All students deserve true orientation to campus

Yliana Roland, Columnist

Many UT students didn’t come to campus in the 2020-2021 school year. This is especially true and worrying for students in the class of 2024, many of whom have never set foot on campus. Those who did come in the 2020-2021 school year had limited access to buildings and activities. 

This means that there are going to be students coming to campus who are not familiar with it. They’ve only had a virtual orientation a year ago and are going to be confused. 

UT should hold an optional orientation this fall to help students who feel they need it to ease back into the social aspect of college and have the support to succeed academically. 


Kayleigh Damphousse, transition coordinator for New Student Services, explained the goals of Longhorn Welcome. 

“We really focus on social integration,” said Damphousse. “That is the feeling of belonging and the feeling that, ‘I have my people here, and I am important to them, and they are important to me.’”

Damphousse said that there should be around a dozen Signature Events in the fall, along with other smaller events. 

These types of events, however, are not as structured as the social events orientation entails, like small group meetings and campus tours with orientation advisers. While Longhorn Welcome will have tours this fall, this is insufficient. By relying on these events, UT is putting more responsibility on students to integrate themselves. 

Kyle St. Nicholas, assistant director of New Student Services, said that it is not possible to organize an additional full-fledged orientation for students this fall because planning for orientation begins a year in advance. Small group meetings need to be planned across departments and orientation advisers need training. It’s a complex and lengthy process. 

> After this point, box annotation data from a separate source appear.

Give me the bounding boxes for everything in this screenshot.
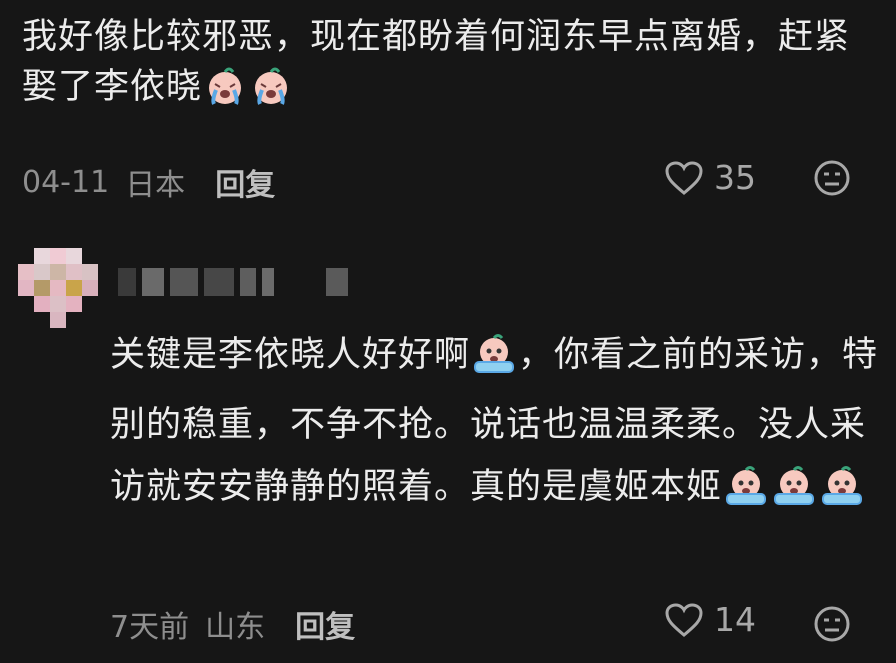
comment-text: 我好像比较邪恶，现在都盼着何润东早点离婚，赶紧娶了李依晓 [22,12,872,120]
comment-body: 我好像比较邪恶，现在都盼着何润东早点离婚，赶紧娶了李依晓 [22,17,851,107]
comment-meta: 7天前 山东 回复 [110,602,355,646]
dislike-face-icon [814,160,850,196]
comment-meta: 04-11 日本 回复 [22,160,275,204]
like-count: 35 [714,158,756,197]
tears-emoji [819,464,865,526]
dislike-button[interactable] [812,158,852,202]
comment-body: 关键是李依晓人好好啊 [110,335,471,375]
comment-location: 日本 [125,168,186,203]
crying-face-emoji [249,66,293,120]
heart-icon [665,602,703,637]
comment-date: 04-11 [22,164,110,200]
comment-date: 7天前 [110,610,190,645]
reply-button[interactable]: 回复 [215,160,275,204]
like-button[interactable]: 14 [664,600,756,639]
like-count: 14 [714,600,756,639]
tears-emoji [471,332,517,394]
dislike-button[interactable] [812,604,852,648]
heart-icon [665,160,703,195]
tears-emoji [771,464,817,526]
comment-location: 山东 [205,610,266,645]
comment-text: 关键是李依晓人好好啊 ，你看之前的采访，特别的稳重，不争不抢。说话也温温柔柔。没… [110,324,880,526]
like-button[interactable]: 35 [664,158,756,197]
dislike-face-icon [814,606,850,642]
avatar[interactable] [18,248,98,328]
username-blurred[interactable] [118,266,348,298]
crying-face-emoji [203,66,247,120]
reply-button[interactable]: 回复 [295,602,355,646]
tears-emoji [723,464,769,526]
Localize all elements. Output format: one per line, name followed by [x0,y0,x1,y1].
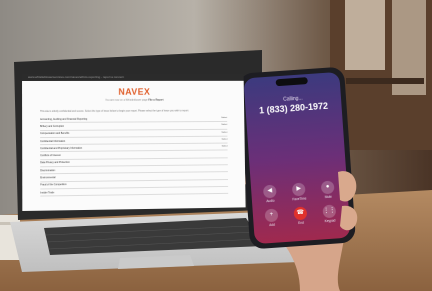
issue-label: Data Privacy and Protection [40,161,70,165]
window-light [345,0,385,70]
file-report-link[interactable]: File a Report [148,99,163,102]
issue-label: Conflicts of Interest [40,154,61,158]
issue-label: Fraud of the Competition [40,183,67,187]
intro-text: This site is strictly confidential and s… [40,109,189,113]
tagline-text: You are now on a Whistleblower page [105,98,149,102]
page-tagline: You are now on a Whistleblower page File… [22,98,244,102]
call-control-label: End [298,220,305,226]
issue-label: Bribery and Corruption [40,124,65,128]
issue-label: Accounting, Auditing and Financial Repor… [40,117,88,121]
end-call-icon[interactable]: ☎ [293,206,308,221]
keypad-icon[interactable]: ⋮⋮ [322,204,337,219]
phone-call-screen: Calling... 1 (833) 280-1972 ◀ Audio ▶ FaceT… [241,72,352,244]
issue-select-link[interactable]: Select [222,146,228,148]
issue-label: Confidential Information [40,139,66,143]
video-icon[interactable]: ▶ [291,182,306,197]
issue-row[interactable]: Insider Trade [40,186,229,197]
issue-select-link[interactable]: Select [222,139,228,141]
add-call-icon[interactable]: + [264,208,279,223]
issue-select-link[interactable]: Select [221,124,227,126]
issue-label: Insider Trade [40,190,55,195]
mute-icon[interactable]: ● [320,180,335,195]
photo-scene: www.whistleblowerservices.com/navex/ethi… [0,0,432,291]
issue-label: Environmental [40,176,56,180]
issue-select-link[interactable]: Select [222,131,228,133]
issue-label: Discrimination [40,168,56,173]
issue-list: Accounting, Auditing and Financial Repor… [40,115,229,197]
call-control-label: Mute [324,194,333,200]
issue-select-link[interactable]: Select [221,117,227,119]
call-control-label: Add [269,222,276,228]
call-control-label: Keypad [324,218,336,224]
issue-label: Confidential and Proprietary Information [40,146,83,150]
issue-label: Compensation and Benefits [40,132,70,136]
call-control-label: Audio [266,198,275,204]
browser-url-bar: www.whistleblowerservices.com/navex/ethi… [22,74,244,81]
laptop-screen-webpage: www.whistleblowerservices.com/navex/ethi… [22,74,246,211]
speaker-icon[interactable]: ◀ [262,184,277,199]
call-control-label: FaceTime [292,196,307,202]
navex-logo: NAVEX [118,86,151,97]
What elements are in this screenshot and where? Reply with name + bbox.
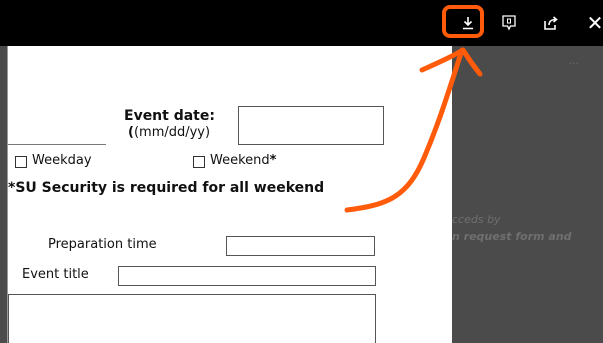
weekend-label-text: Weekend — [210, 153, 270, 168]
share-button[interactable] — [538, 10, 564, 36]
weekend-label: Weekend* — [210, 153, 276, 168]
download-button[interactable] — [453, 9, 483, 37]
side-panel-dots: ... — [568, 54, 580, 67]
side-panel-text-line2: n request form and — [452, 230, 572, 243]
security-note: *SU Security is required for all weekend — [8, 180, 325, 196]
viewer-toolbar: ✕ — [0, 0, 603, 46]
download-icon — [463, 17, 473, 30]
close-button[interactable]: ✕ — [582, 10, 603, 36]
weekend-checkbox[interactable] — [193, 156, 205, 168]
event-date-format: ((mm/dd/yy) — [128, 125, 211, 140]
weekday-checkbox[interactable] — [15, 156, 27, 168]
pdf-page: Event date: ((mm/dd/yy) Weekday Weekend*… — [7, 46, 452, 343]
close-icon: ✕ — [586, 11, 603, 35]
weekday-label: Weekday — [32, 153, 92, 168]
divider-line — [8, 144, 106, 145]
weekend-asterisk: * — [269, 153, 277, 168]
event-title-field[interactable] — [118, 266, 376, 286]
event-date-label: Event date: — [124, 108, 215, 124]
event-date-format-text: (mm/dd/yy) — [133, 125, 211, 140]
share-icon — [544, 16, 558, 30]
side-panel — [452, 46, 603, 343]
preparation-time-field[interactable] — [226, 236, 375, 256]
event-description-field[interactable] — [8, 294, 376, 343]
event-title-label: Event title — [22, 267, 89, 282]
preparation-time-label: Preparation time — [48, 237, 157, 252]
comment-icon — [502, 15, 516, 31]
event-date-field[interactable] — [238, 106, 384, 145]
comment-button[interactable] — [496, 10, 522, 36]
side-panel-text-line1: cceds by — [452, 213, 501, 226]
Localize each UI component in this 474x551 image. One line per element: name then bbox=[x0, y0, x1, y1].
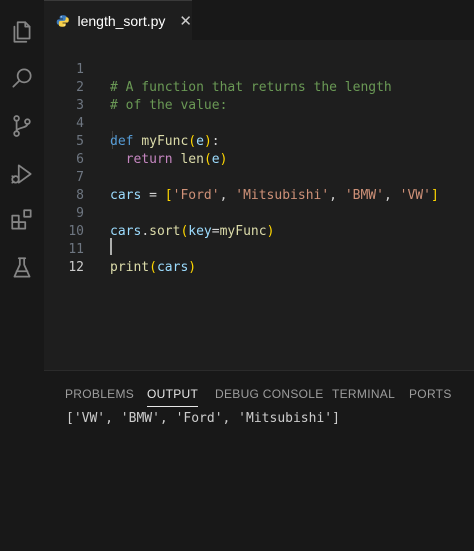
keyword-def: def bbox=[110, 134, 134, 149]
code-line: 2 # of the value: bbox=[44, 61, 227, 113]
string-item: 'Ford' bbox=[172, 188, 220, 203]
function-ref: myFunc bbox=[219, 224, 267, 239]
search-icon[interactable] bbox=[8, 64, 36, 92]
code-line: 3 bbox=[44, 79, 84, 113]
method-sort: sort bbox=[149, 224, 181, 239]
string-item: 'Mitsubishi' bbox=[235, 188, 330, 203]
line-number-active: 12 bbox=[68, 260, 84, 275]
output-text: ['VW', 'BMW', 'Ford', 'Mitsubishi'] bbox=[66, 411, 340, 426]
string-item: 'BMW' bbox=[344, 188, 384, 203]
parameter: e bbox=[196, 134, 204, 149]
builtin-len: len bbox=[180, 152, 204, 167]
python-file-icon bbox=[56, 14, 69, 27]
text-cursor bbox=[110, 238, 112, 255]
code-editor[interactable]: 1 # A function that returns the length 2… bbox=[44, 40, 474, 370]
variable: cars bbox=[110, 188, 142, 203]
code-line: 7 cars = ['Ford', 'Mitsubishi', 'BMW', '… bbox=[44, 151, 439, 203]
tab-ports[interactable]: PORTS bbox=[409, 387, 452, 401]
editor-tab-bar: length_sort.py ✕ bbox=[44, 0, 474, 41]
tab-label: length_sort.py bbox=[77, 12, 166, 29]
code-line: 12 bbox=[44, 241, 84, 275]
bottom-panel: PROBLEMS OUTPUT DEBUG CONSOLE TERMINAL P… bbox=[44, 370, 474, 551]
argument: e bbox=[211, 152, 220, 167]
code-line: 8 bbox=[44, 169, 84, 203]
source-control-icon[interactable] bbox=[8, 112, 36, 140]
extensions-icon[interactable] bbox=[8, 206, 36, 234]
code-line: 11 print(cars) bbox=[44, 223, 196, 275]
tab-debug-console[interactable]: DEBUG CONSOLE bbox=[215, 387, 324, 401]
code-line: 5 return len(e) bbox=[44, 115, 227, 167]
activity-bar bbox=[0, 0, 44, 551]
code-line: 9 cars.sort(key=myFunc) bbox=[44, 187, 274, 239]
keyword-return: return bbox=[125, 152, 173, 167]
keyword-arg: key bbox=[188, 224, 212, 239]
comment: # A function that returns the length bbox=[110, 80, 392, 95]
function-name: myFunc bbox=[141, 134, 189, 149]
builtin-print: print bbox=[110, 260, 150, 275]
tab-output[interactable]: OUTPUT bbox=[147, 387, 199, 407]
comment: # of the value: bbox=[110, 98, 228, 113]
close-icon[interactable]: ✕ bbox=[179, 12, 192, 30]
code-line: 6 bbox=[44, 133, 84, 167]
code-line: 10 bbox=[44, 205, 84, 239]
testing-icon[interactable] bbox=[8, 254, 36, 282]
code-line: 1 # A function that returns the length bbox=[44, 43, 392, 95]
tab-problems[interactable]: PROBLEMS bbox=[65, 387, 134, 401]
argument: cars bbox=[156, 260, 189, 275]
tab-terminal[interactable]: TERMINAL bbox=[332, 387, 395, 401]
explorer-icon[interactable] bbox=[8, 18, 36, 46]
code-line: 4 def myFunc(e): bbox=[44, 97, 219, 149]
run-debug-icon[interactable] bbox=[8, 160, 36, 188]
string-item: 'VW' bbox=[399, 188, 431, 203]
tab-length-sort-py[interactable]: length_sort.py ✕ bbox=[44, 0, 192, 40]
variable: cars bbox=[110, 224, 142, 239]
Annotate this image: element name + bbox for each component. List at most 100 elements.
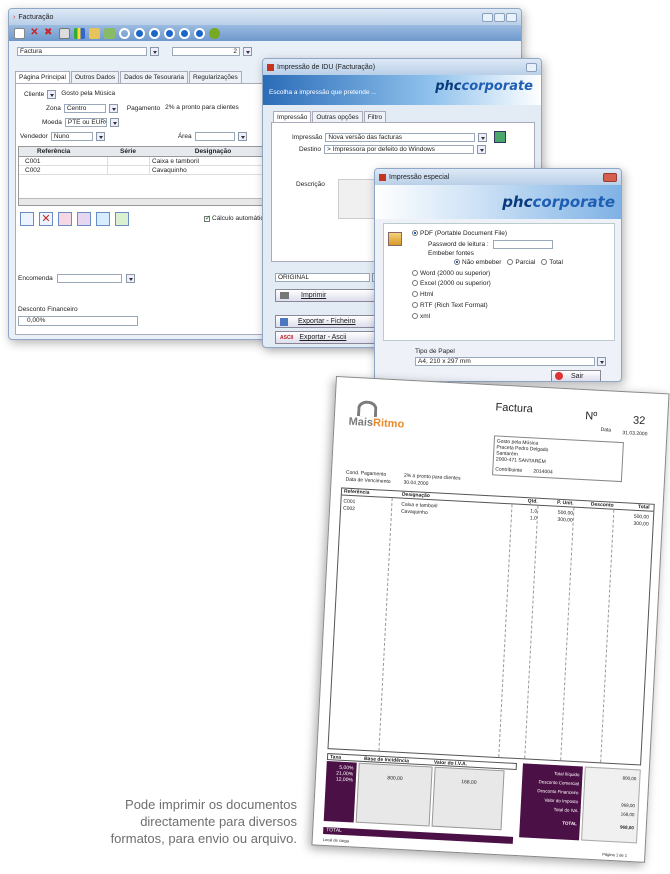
folder-icon[interactable] <box>89 27 100 39</box>
row-serie <box>107 166 149 174</box>
delete-line-icon[interactable]: ✕ <box>39 212 53 226</box>
row-serie <box>107 157 149 165</box>
total-bar-label: TOTAL <box>326 827 343 834</box>
tab-pagina-principal[interactable]: Página Principal <box>15 71 70 83</box>
doc-number-lookup[interactable] <box>243 47 252 56</box>
area-label: Área <box>177 133 192 140</box>
import-icon[interactable] <box>115 212 129 226</box>
moeda-field[interactable]: PTE ou EURO <box>64 118 107 127</box>
imprimir-button[interactable]: Imprimir <box>275 289 380 302</box>
col-designacao[interactable]: Designação <box>149 147 277 156</box>
col-qtd: Qtd. <box>527 498 538 505</box>
tools-icon[interactable] <box>104 27 115 39</box>
invoice-preview: MaisRitmo Factura Nº 32 Data 31.03.2000 … <box>311 376 670 863</box>
col-serie[interactable]: Série <box>107 147 149 156</box>
totals-value: 968,00 <box>619 824 634 831</box>
layout-icon[interactable] <box>494 131 507 143</box>
pagamento-field[interactable]: 2% a pronto para clientes <box>163 104 254 113</box>
data-venc-value: 30.04.2000 <box>403 479 429 487</box>
zona-dropdown[interactable] <box>108 104 118 113</box>
phc-banner: Escolha a impressão que pretende ... phc… <box>263 75 541 105</box>
exportar-ascii-button[interactable]: ASCII Exportar - Ascii <box>275 331 380 344</box>
cliente-lookup[interactable] <box>47 90 57 99</box>
vendedor-dropdown[interactable] <box>95 132 105 141</box>
window-controls <box>482 12 517 22</box>
tab-dados-tesouraria[interactable]: Dados de Tesouraria <box>120 71 188 83</box>
password-field[interactable] <box>492 240 553 249</box>
nav-prev-icon[interactable] <box>149 27 160 39</box>
desconto-field[interactable]: 0,00% <box>18 316 138 326</box>
doc-type-dropdown[interactable] <box>150 47 159 56</box>
new-doc-icon[interactable] <box>14 27 25 39</box>
caption: Pode imprimir os documentos directamente… <box>14 796 297 847</box>
chart-icon[interactable] <box>74 27 85 39</box>
tab-outros-dados[interactable]: Outros Dados <box>70 71 120 83</box>
area-dropdown[interactable] <box>237 132 247 141</box>
cancel-icon[interactable]: ✖ <box>44 27 55 39</box>
nav-first-icon[interactable] <box>134 27 145 39</box>
items-table: Referência Designação Qtd. P. Unit. Desc… <box>327 487 655 766</box>
phc-banner: phccorporate <box>375 185 621 219</box>
excel-radio[interactable] <box>412 280 418 287</box>
footer-left: Local de carga <box>322 836 350 844</box>
contribuinte-label: Contribuinte <box>495 466 523 474</box>
html-label: Html <box>420 291 434 298</box>
help-icon[interactable] <box>209 27 220 39</box>
sair-label: Sair <box>571 372 584 380</box>
vendedor-field[interactable]: Nuno <box>50 132 93 141</box>
zona-field[interactable]: Centro <box>63 104 106 113</box>
doc-type-select[interactable]: Factura <box>17 47 147 56</box>
print-options-icon <box>388 232 402 246</box>
refresh-icon[interactable] <box>194 27 205 39</box>
search-icon[interactable] <box>119 27 130 39</box>
embed-total-radio[interactable] <box>541 259 548 266</box>
rtf-radio[interactable] <box>412 302 418 309</box>
tab-regularizacoes[interactable]: Regularizações <box>188 71 242 83</box>
word-radio[interactable] <box>412 270 418 277</box>
encomenda-field[interactable] <box>56 274 122 283</box>
exportar-ficheiro-button[interactable]: Exportar - Ficheiro <box>275 315 380 328</box>
impressao-dropdown[interactable] <box>478 132 488 142</box>
moeda-dropdown[interactable] <box>109 118 119 127</box>
impressao-select[interactable]: Nova versão das facturas <box>325 132 476 142</box>
doc-number-field[interactable]: 2 <box>172 47 240 56</box>
list-icon[interactable] <box>96 212 110 226</box>
table-row[interactable]: C001 Caixa e tamboril <box>19 157 277 166</box>
grid-scrollbar[interactable] <box>19 198 277 205</box>
print-icon[interactable] <box>59 27 70 39</box>
table-row[interactable]: C002 Cavaquinho <box>19 166 277 175</box>
edit-line-icon[interactable] <box>58 212 72 226</box>
brand-logo: MaisRitmo <box>348 400 405 431</box>
tipo-papel-select[interactable]: A4, 210 x 297 mm <box>415 357 595 366</box>
cliente-field[interactable]: Gosto pela Música <box>59 90 130 99</box>
sair-button[interactable]: Sair <box>551 370 601 381</box>
phc-logo: phccorporate <box>502 193 615 211</box>
minimize-button[interactable] <box>482 12 493 22</box>
nav-last-icon[interactable] <box>179 27 190 39</box>
nav-next-icon[interactable] <box>164 27 175 39</box>
col-referencia[interactable]: Referência <box>19 147 107 156</box>
close-button[interactable] <box>506 12 517 22</box>
close-button[interactable] <box>526 62 537 72</box>
encomenda-lookup[interactable] <box>125 274 135 283</box>
embed-none-radio[interactable] <box>454 259 460 266</box>
impressao-especial-window: Impressão especial phccorporate PDF (Por… <box>374 168 622 382</box>
printer-icon <box>280 292 289 299</box>
html-radio[interactable] <box>412 291 418 298</box>
original-select[interactable]: ORIGINAL <box>275 273 370 282</box>
xml-radio[interactable] <box>412 313 418 320</box>
pdf-radio[interactable] <box>412 230 418 237</box>
copy-line-icon[interactable] <box>77 212 91 226</box>
maximize-button[interactable] <box>494 12 505 22</box>
area-field[interactable] <box>194 132 235 141</box>
destino-dropdown[interactable] <box>477 145 487 154</box>
totals-label: TOTAL <box>562 820 578 827</box>
delete-icon[interactable]: ✕ <box>29 27 40 39</box>
destino-select[interactable]: > Impressora por defeito do Windows <box>324 145 475 154</box>
close-button[interactable] <box>603 172 617 182</box>
calc-auto-checkbox[interactable] <box>204 214 211 222</box>
row-ref: C002 <box>342 505 356 513</box>
embed-partial-radio[interactable] <box>507 259 514 266</box>
tipo-papel-dropdown[interactable] <box>597 357 606 366</box>
add-line-icon[interactable] <box>20 212 34 226</box>
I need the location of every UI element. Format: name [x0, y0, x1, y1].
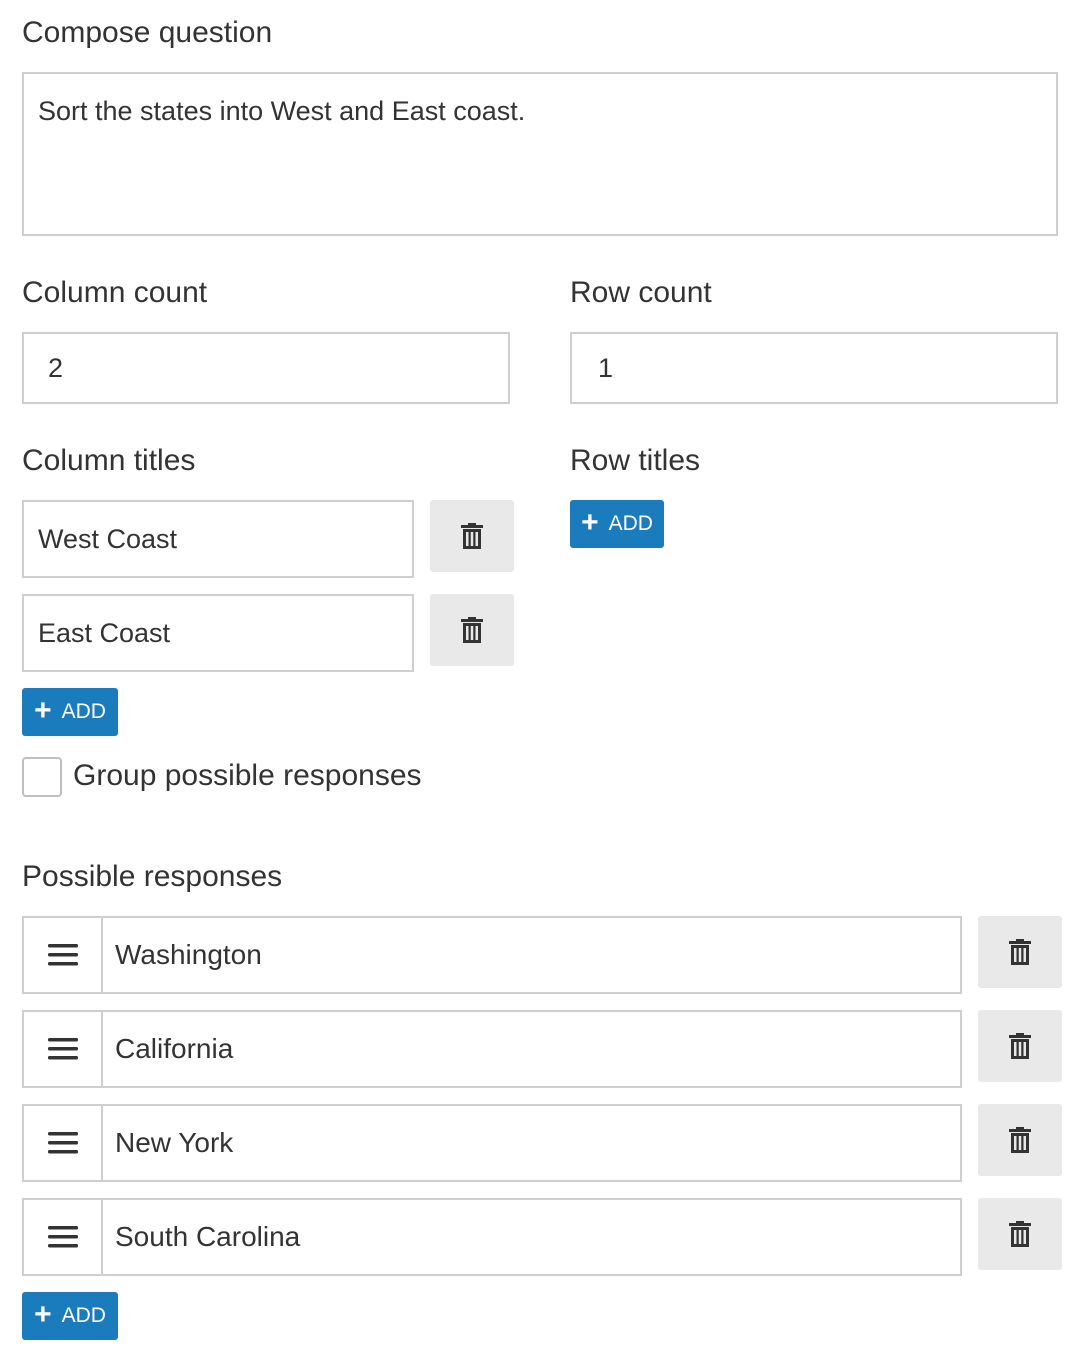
add-row-title-button[interactable]: + ADD [570, 500, 664, 548]
add-column-title-label: ADD [61, 700, 106, 723]
column-count-value: 2 [48, 352, 64, 383]
column-title-value: West Coast [38, 523, 178, 554]
column-title-input[interactable]: East Coast [22, 594, 414, 672]
response-row[interactable]: South Carolina [22, 1198, 962, 1276]
response-text[interactable]: South Carolina [103, 1200, 300, 1274]
drag-handle[interactable] [24, 1106, 103, 1180]
column-title-input[interactable]: West Coast [22, 500, 414, 578]
plus-icon: + [581, 505, 599, 539]
add-row-title-label: ADD [608, 512, 653, 535]
add-response-label: ADD [61, 1304, 106, 1327]
trash-icon [1009, 1221, 1031, 1247]
delete-response-button[interactable] [978, 916, 1062, 988]
plus-icon: + [34, 1297, 52, 1331]
delete-response-button[interactable] [978, 1104, 1062, 1176]
delete-response-button[interactable] [978, 1010, 1062, 1082]
trash-icon [1009, 1127, 1031, 1153]
compose-question-text: Sort the states into West and East coast… [38, 96, 526, 126]
delete-response-button[interactable] [978, 1198, 1062, 1270]
drag-handle-icon [47, 1226, 78, 1248]
trash-icon [461, 617, 483, 643]
row-count-label: Row count [570, 276, 712, 309]
possible-responses-label: Possible responses [22, 860, 283, 893]
compose-question-textarea[interactable]: Sort the states into West and East coast… [22, 72, 1058, 236]
drag-handle[interactable] [24, 918, 103, 992]
trash-icon [1009, 1033, 1031, 1059]
row-count-value: 1 [598, 352, 614, 383]
add-column-title-button[interactable]: + ADD [22, 688, 118, 736]
group-responses-label: Group possible responses [73, 759, 422, 792]
row-count-input[interactable]: 1 [570, 332, 1058, 404]
column-count-label: Column count [22, 276, 208, 309]
response-text[interactable]: California [103, 1012, 233, 1086]
column-titles-label: Column titles [22, 444, 196, 477]
row-titles-label: Row titles [570, 444, 701, 477]
drag-handle-icon [47, 1038, 78, 1060]
response-row[interactable]: New York [22, 1104, 962, 1182]
trash-icon [461, 523, 483, 549]
delete-column-title-button[interactable] [430, 500, 514, 572]
drag-handle-icon [47, 944, 78, 966]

“With the number of orientation advisers we have, and the number of students who are coming through, we wouldn’t be able to necessarily host small groups,” St. Nicholas said. 

However, this fall orientation would be optional for students. The tours and organized groups are a measure in place to ease the transition of the students who feel they need it. New Student Services wouldn’t have to cater to the same amount of students as they would in a normal orientation session. It could be modified to fit time constraints and available resources. 

Business sophomore Gil Gonzalez said he enjoyed virtual orientation in the summer of 2020 but feels his transition to campus in the spring would’ve been eased if orientation was in person.

“I just think I would have made more friends if it had been in person,” said Gonzalez. “It was more like a task. I didn’t feel like I was at UT at that moment. It was like I had just graduated from high school. And I was at home, and I’m an international student, so I was in a whole different country.”

New Student Services must prioritize their student body and hold orientation for UT ’24 students and those who feel disconnected from campus.

Roland is a journalism and radio-television-film sophomore from Houston, Texas.